G City achieved several significant development milestones during the period. The company received occupancy permits for 259 additional apartments in its Ostrobramska residential project adjacent to the Promenada shopping center in Warsaw, with approximately 75% of the new units already rented.

In Israel, G City commenced marketing its landmark office tower in Rishon LeZion, successfully securing Leumit Health Services as an anchor tenant for six floors totaling 12,000 square meters in a 155-million-shekel transaction. The company reports that nearly half of the tower’s designated sale areas are now under binding agreements or in advanced negotiations.
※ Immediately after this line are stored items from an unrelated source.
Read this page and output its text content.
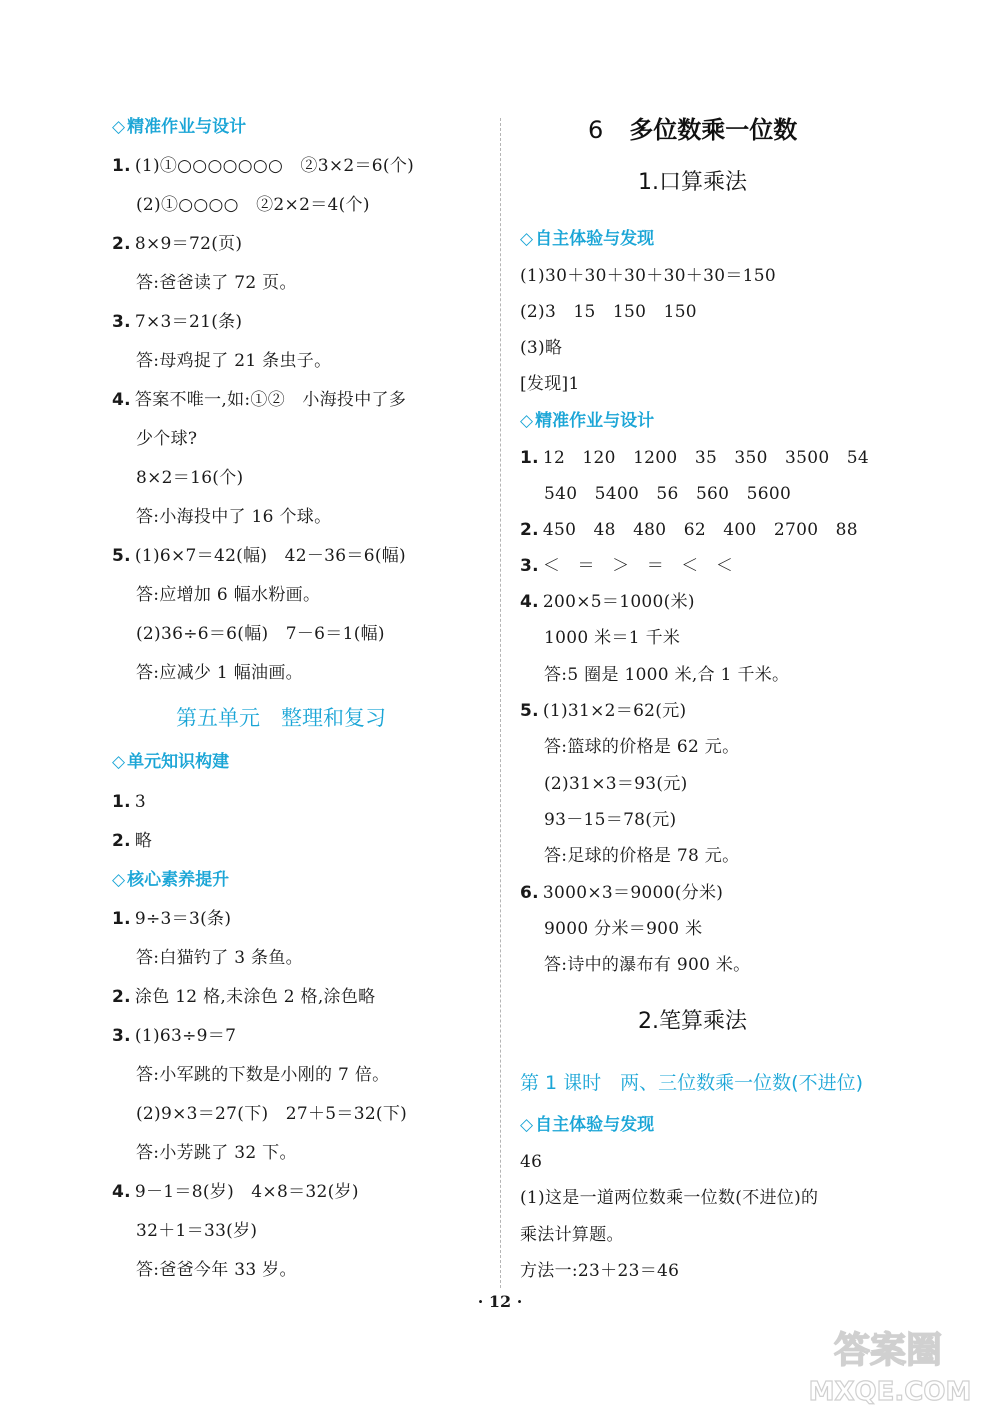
◇ 精准作业与设计
1. (1)①○○○○○○○　②3×2＝6(个)
(2)①○○○○　②2×2＝4(个)
2. 8×9＝72(页)
答:爸爸读了 72 页。
3. 7×3＝21(条)
答:母鸡捉了 21 条虫子。
4. 答案不唯一,如:①②　小海投中了多
少个球?
8×2＝16(个)
答:小海投中了 16 个球。
5. (1)6×7＝42(幅)　42－36＝6(幅)
答:应增加 6 幅水粉画。
(2)36÷6＝6(幅)　7－6＝1(幅)
答:应减少 1 幅油画。
第五单元　整理和复习
◇ 单元知识构建
1. 3
2. 略
◇ 核心素养提升
1. 9÷3＝3(条)
答:白猫钓了 3 条鱼。
2. 涂色 12 格,未涂色 2 格,涂色略
3. (1)63÷9＝7
答:小军跳的下数是小刚的 7 倍。
(2)9×3＝27(下)　27＋5＝32(下)
答:小芳跳了 32 下。
4. 9－1＝8(岁)　4×8＝32(岁)
32＋1＝33(岁)
答:爸爸今年 33 岁。
6 多位数乘一位数
1.口算乘法
◇ 自主体验与发现
(1)30＋30＋30＋30＋30＝150
(2)3　15　150　150
(3)略
[发现]1
◇ 精准作业与设计
1. 12　120　1200　35　350　3500　54
540　5400　56　560　5600
2. 450　48　480　62　400　2700　88
3. ＜　＝　＞　＝　＜　＜
4. 200×5＝1000(米)
1000 米＝1 千米
答:5 圈是 1000 米,合 1 千米。
5. (1)31×2＝62(元)
答:篮球的价格是 62 元。
(2)31×3＝93(元)
93－15＝78(元)
答:足球的价格是 78 元。
6. 3000×3＝9000(分米)
9000 分米＝900 米
答:诗中的瀑布有 900 米。
2.笔算乘法
第 1 课时　两、三位数乘一位数(不进位)
◇ 自主体验与发现
46
(1)这是一道两位数乘一位数(不进位)的
乘法计算题。
方法一:23＋23＝46
· 12 ·
答案圈
MXQE.COM
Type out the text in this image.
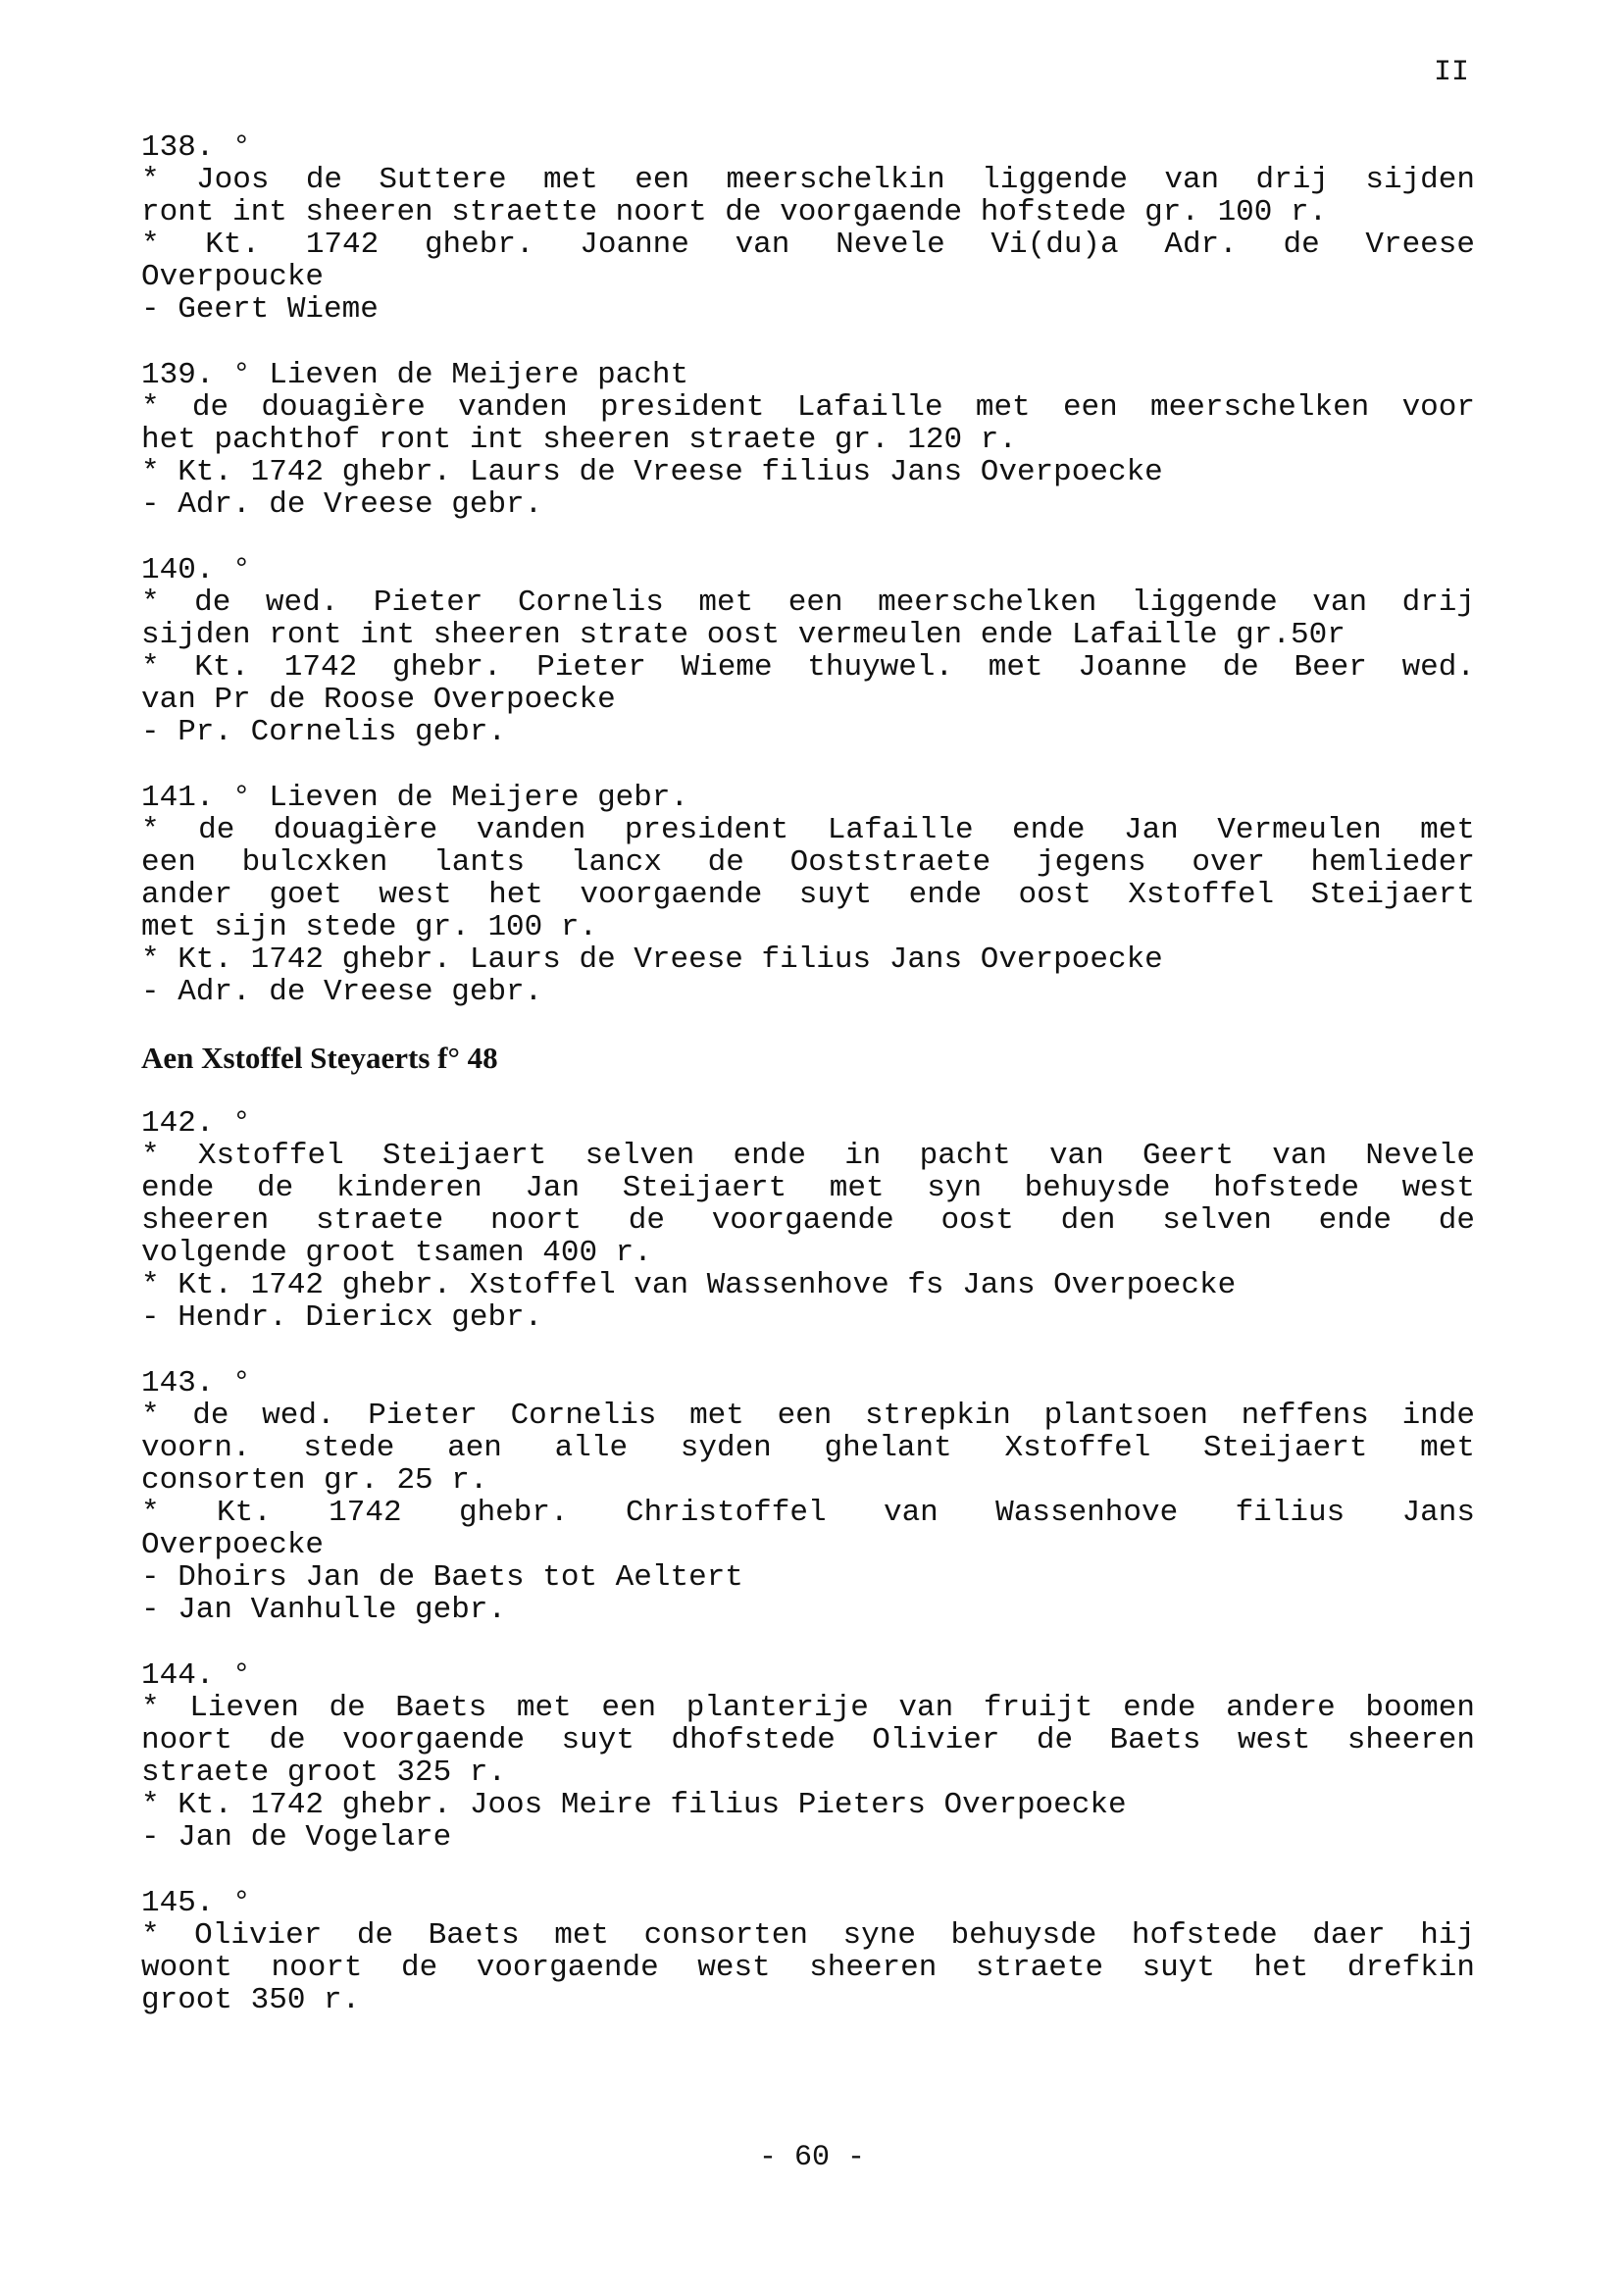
II
138. °
* Joos de Suttere met een meerschelkin liggende van drij sijden
ront int sheeren straette noort de voorgaende hofstede gr. 100 r.
* Kt. 1742 ghebr. Joanne van Nevele Vi(du)a Adr. de Vreese
Overpoucke
- Geert Wieme
139. ° Lieven de Meijere pacht
* de douagière vanden president Lafaille met een meerschelken voor
het pachthof ront int sheeren straete gr. 120 r.
* Kt. 1742 ghebr. Laurs de Vreese filius Jans Overpoecke
- Adr. de Vreese gebr.
140. °
* de wed. Pieter Cornelis met een meerschelken liggende van drij
sijden ront int sheeren strate oost vermeulen ende Lafaille gr.50r
* Kt. 1742 ghebr. Pieter Wieme thuywel. met Joanne de Beer wed.
van Pr de Roose Overpoecke
- Pr. Cornelis gebr.
141. ° Lieven de Meijere gebr.
* de douagière vanden president Lafaille ende Jan Vermeulen met
een bulcxken lants lancx de Ooststraete jegens over hemlieder
ander goet west het voorgaende suyt ende oost Xstoffel Steijaert
met sijn stede gr. 100 r.
* Kt. 1742 ghebr. Laurs de Vreese filius Jans Overpoecke
- Adr. de Vreese gebr.
Aen Xstoffel Steyaerts f° 48
142. °
* Xstoffel Steijaert selven ende in pacht van Geert van Nevele
ende de kinderen Jan Steijaert met syn behuysde hofstede west
sheeren straete noort de voorgaende oost den selven ende de
volgende groot tsamen 400 r.
* Kt. 1742 ghebr. Xstoffel van Wassenhove fs Jans Overpoecke
- Hendr. Diericx gebr.
143. °
* de wed. Pieter Cornelis met een strepkin plantsoen neffens inde
voorn. stede aen alle syden ghelant Xstoffel Steijaert met
consorten gr. 25 r.
* Kt. 1742 ghebr. Christoffel van Wassenhove filius Jans
Overpoecke
- Dhoirs Jan de Baets tot Aeltert
- Jan Vanhulle gebr.
144. °
* Lieven de Baets met een planterije van fruijt ende andere boomen
noort de voorgaende suyt dhofstede Olivier de Baets west sheeren
straete groot 325 r.
* Kt. 1742 ghebr. Joos Meire filius Pieters Overpoecke
- Jan de Vogelare
145. °
* Olivier de Baets met consorten syne behuysde hofstede daer hij
woont noort de voorgaende west sheeren straete suyt het drefkin
groot 350 r.
- 60 -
Strong Financial Position Despite Market Challenges

The company maintains a solid financial foundation with 1.8 billion shekels in liquidity as of the reporting date. Net debt decreased by approximately 1.2 billion shekels compared to the same quarter last year, while average borrowing costs declined by roughly 0.8%.

G City’s EPRA NRV (Net Reinstatement Value) stood at 25.4 shekels per share as of June 30, 2025, representing a 119% premium to the current share price of 11.6 shekels.

The company benefits from significant inflation-linked revenue exposure, with 81% of revenues tied to consumer price index adjustments, while only 43% of financial liabilities carry similar indexation. Management has been executing currency hedging transactions to optimize this mismatch, generating additional financing revenues.

Forward-Looking Guidance

Looking ahead, G City provided consolidated NOI guidance of 1.59-1.63 billion shekels for 2025, with FFO per share from income-producing properties expected to reach 1.95-2.01 shekels.

Reflecting on the company’s strategic position, Katzman stated: “We see achieving our leverage targets as an important goal in the group’s management strategy and after the balance sheet date we sold our share in the Horev Center in Haifa (50%) for consideration of about NIS 131 million and we also sold land in São Paulo for about 49 million reais (similar to their value in the books).”

The results underscore Katzman’s ability to deliver consistent operational growth while executing a disciplined capital allocation strategy focused on optimizing G City’s global real estate portfolio for long-term value creation.